Procedural generation works on the idea that you know what you want to create and how it is created but you leave out the details. Think of a set of sliders for color, size, roundness / sharpness, amplitude and such aspects. You don't want to define every aspect of the result by hand. You want to outline a general idea of what you'd like and won't like to see, color sets, surface smoothness, and such.
This obviously defines the world in it's virginal state. You are saving hard drive and memory space because you aren't storing a lot of detail. You let the details get randomized with a predetermined seed which means, you don't know what will happen but it will happen again and again every time (like perlin noise from a seed), in fact, the creator says the worlds are created by noise that uses a seed to repeat the same results. It is all build on the notion that you have the functionality to build a planet using a set of values to define it's properties first and then you let the algorithm, randomly pick these values. The universe itself is built on the concept of randomly picking far enough but not too far spots to place planets.

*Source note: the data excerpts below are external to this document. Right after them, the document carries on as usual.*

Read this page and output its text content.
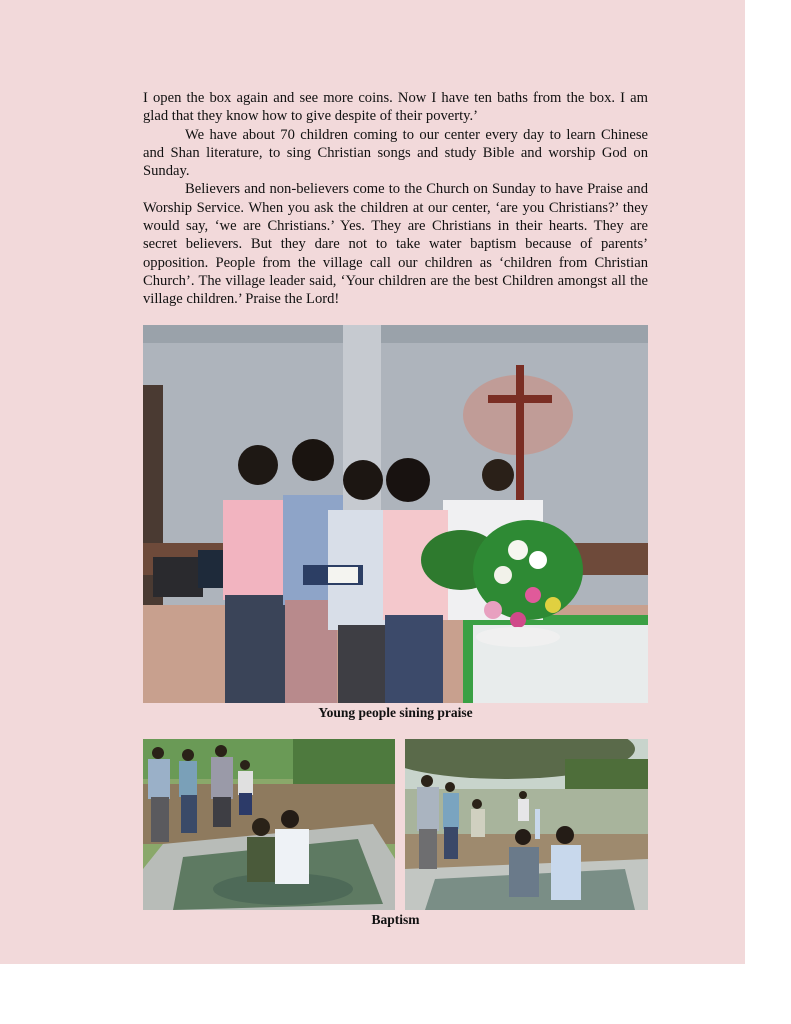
I open the box again and see more coins. Now I have ten baths from the box. I am glad that they know how to give despite of their poverty.’

We have about 70 children coming to our center every day to learn Chinese and Shan literature, to sing Christian songs and study Bible and worship God on Sunday.

Believers and non-believers come to the Church on Sunday to have Praise and Worship Service. When you ask the children at our center, ‘are you Christians?’ they would say, ‘we are Christians.’ Yes. They are Christians in their hearts. They are secret believers. But they dare not to take water baptism because of parents’ opposition. People from the village call our children as ‘children from Christian Church’. The village leader said, ‘Your children are the best Children amongst all the village children.’ Praise the Lord!

Young people sining praise
Baptism
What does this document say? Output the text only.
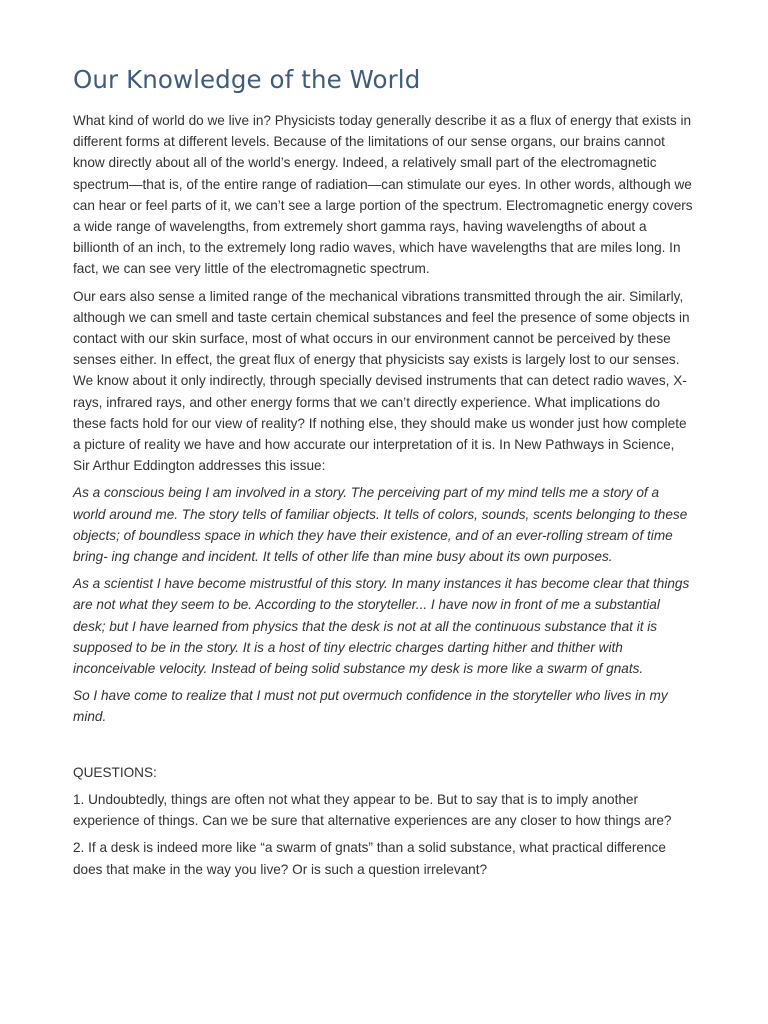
Our Knowledge of the World

What kind of world do we live in? Physicists today generally describe it as a flux of energy that exists in different forms at different levels. Because of the limitations of our sense organs, our brains cannot know directly about all of the world’s energy. Indeed, a relatively small part of the electromagnetic spectrum—that is, of the entire range of radiation—can stimulate our eyes. In other words, although we can hear or feel parts of it, we can’t see a large portion of the spectrum. Electromagnetic energy covers a wide range of wavelengths, from extremely short gamma rays, having wavelengths of about a billionth of an inch, to the extremely long radio waves, which have wavelengths that are miles long. In fact, we can see very little of the electromagnetic spectrum.

Our ears also sense a limited range of the mechanical vibrations transmitted through the air. Similarly, although we can smell and taste certain chemical substances and feel the presence of some objects in contact with our skin surface, most of what occurs in our environment cannot be perceived by these senses either. In effect, the great flux of energy that physicists say exists is largely lost to our senses. We know about it only indirectly, through specially devised instruments that can detect radio waves, X-rays, infrared rays, and other energy forms that we can’t directly experience. What implications do these facts hold for our view of reality? If nothing else, they should make us wonder just how complete a picture of reality we have and how accurate our interpretation of it is. In New Pathways in Science, Sir Arthur Eddington addresses this issue:

As a conscious being I am involved in a story. The perceiving part of my mind tells me a story of a world around me. The story tells of familiar objects. It tells of colors, sounds, scents belonging to these objects; of boundless space in which they have their existence, and of an ever-rolling stream of time bring- ing change and incident. It tells of other life than mine busy about its own purposes.

As a scientist I have become mistrustful of this story. In many instances it has become clear that things are not what they seem to be. According to the storyteller... I have now in front of me a substantial desk; but I have learned from physics that the desk is not at all the continuous substance that it is supposed to be in the story. It is a host of tiny electric charges darting hither and thither with inconceivable velocity. Instead of being solid substance my desk is more like a swarm of gnats.

So I have come to realize that I must not put overmuch confidence in the storyteller who lives in my mind.

QUESTIONS:

1. Undoubtedly, things are often not what they appear to be. But to say that is to imply another experience of things. Can we be sure that alternative experiences are any closer to how things are?

2. If a desk is indeed more like “a swarm of gnats” than a solid substance, what practical difference does that make in the way you live? Or is such a question irrelevant?
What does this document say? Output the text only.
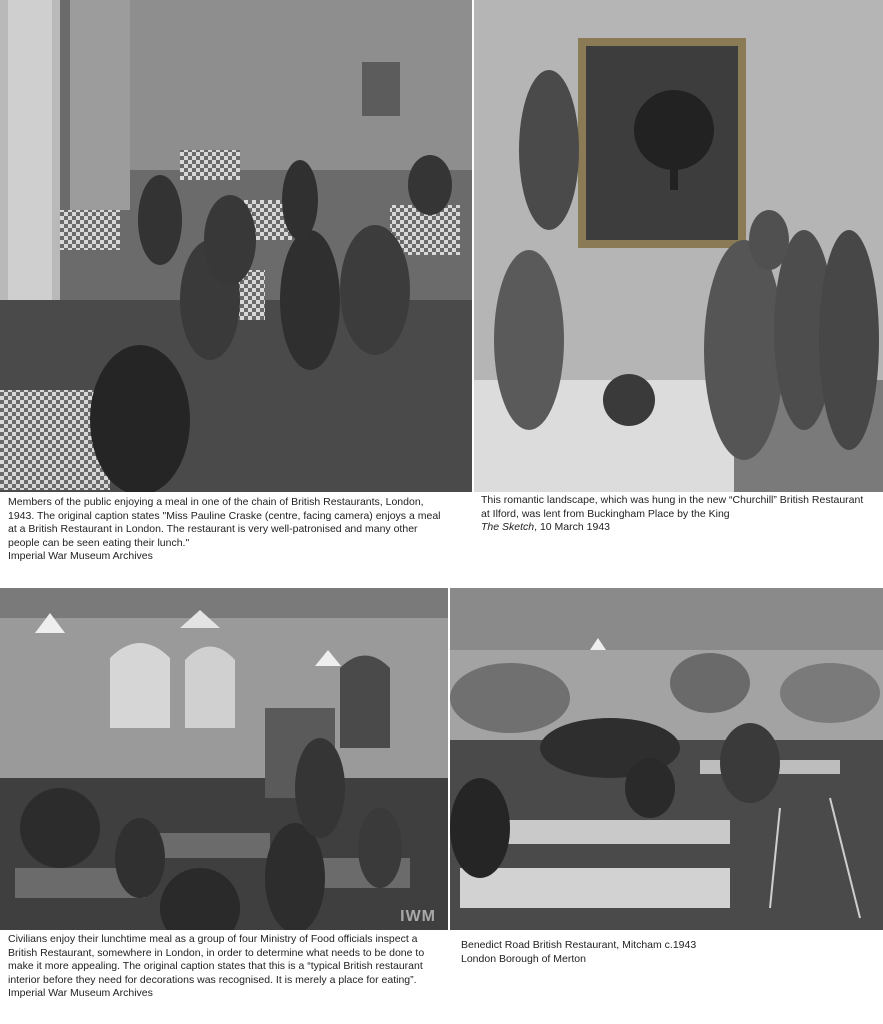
Members of the public enjoying a meal in one of the chain of British Restaurants, London,
1943. The original caption states "Miss Pauline Craske (centre, facing camera) enjoys a meal
at a British Restaurant in London. The restaurant is very well-patronised and many other
people can be seen eating their lunch."
Imperial War Museum Archives
This romantic landscape, which was hung in the new “Churchill” British Restaurant
at Ilford, was lent from Buckingham Place by the King
The Sketch, 10 March 1943
IWM
Civilians enjoy their lunchtime meal as a group of four Ministry of Food officials inspect a
British Restaurant, somewhere in London, in order to determine what needs to be done to
make it more appealing. The original caption states that this is a “typical British restaurant
interior before they need for decorations was recognised. It is merely a place for eating”.
Imperial War Museum Archives
Benedict Road British Restaurant, Mitcham c.1943
London Borough of Merton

To store player modifications, you normally wouldn't want to store the entire mesh with the modifications applied to it (i.e. storing the result) as that would be space consuming, what you normally would do is store the actions the user took. Think Command Oriented Architecture. Then when someones else approaches that area, you need to "replay" these actions as you generate the mesh. This is where things get challenging. If the player has a lot of power to modify things in the world, it could require a lot of processing power to replay these actions. This is why I think something like digging tunnels (like it's done in Minecraft) would be very hard to accomplish if you don't store the results. It is entirely possible though.
Also think of more complicated aspects, a player kills a bunch of animals. Now time passes by and the world changes because time affects it, would the players actions affect the world? In a sense probably no. Killing a hundred deer will probably not cut down on deer population (as we have come to expect from MMO) as the world will be restored to it's virginal state and be repopulated according to the seed of time and space. Unless of course, the server stores the hunting activity and takes it into account when respawning new creatures.
A lot of interesting effects of player activity that don't relate to game mechanics and have to do more with simulation are lost if everything is generated on the spot. How does cutting down the herbavor population affect the carnivor population? How does it affect the plants in the area? But I digress.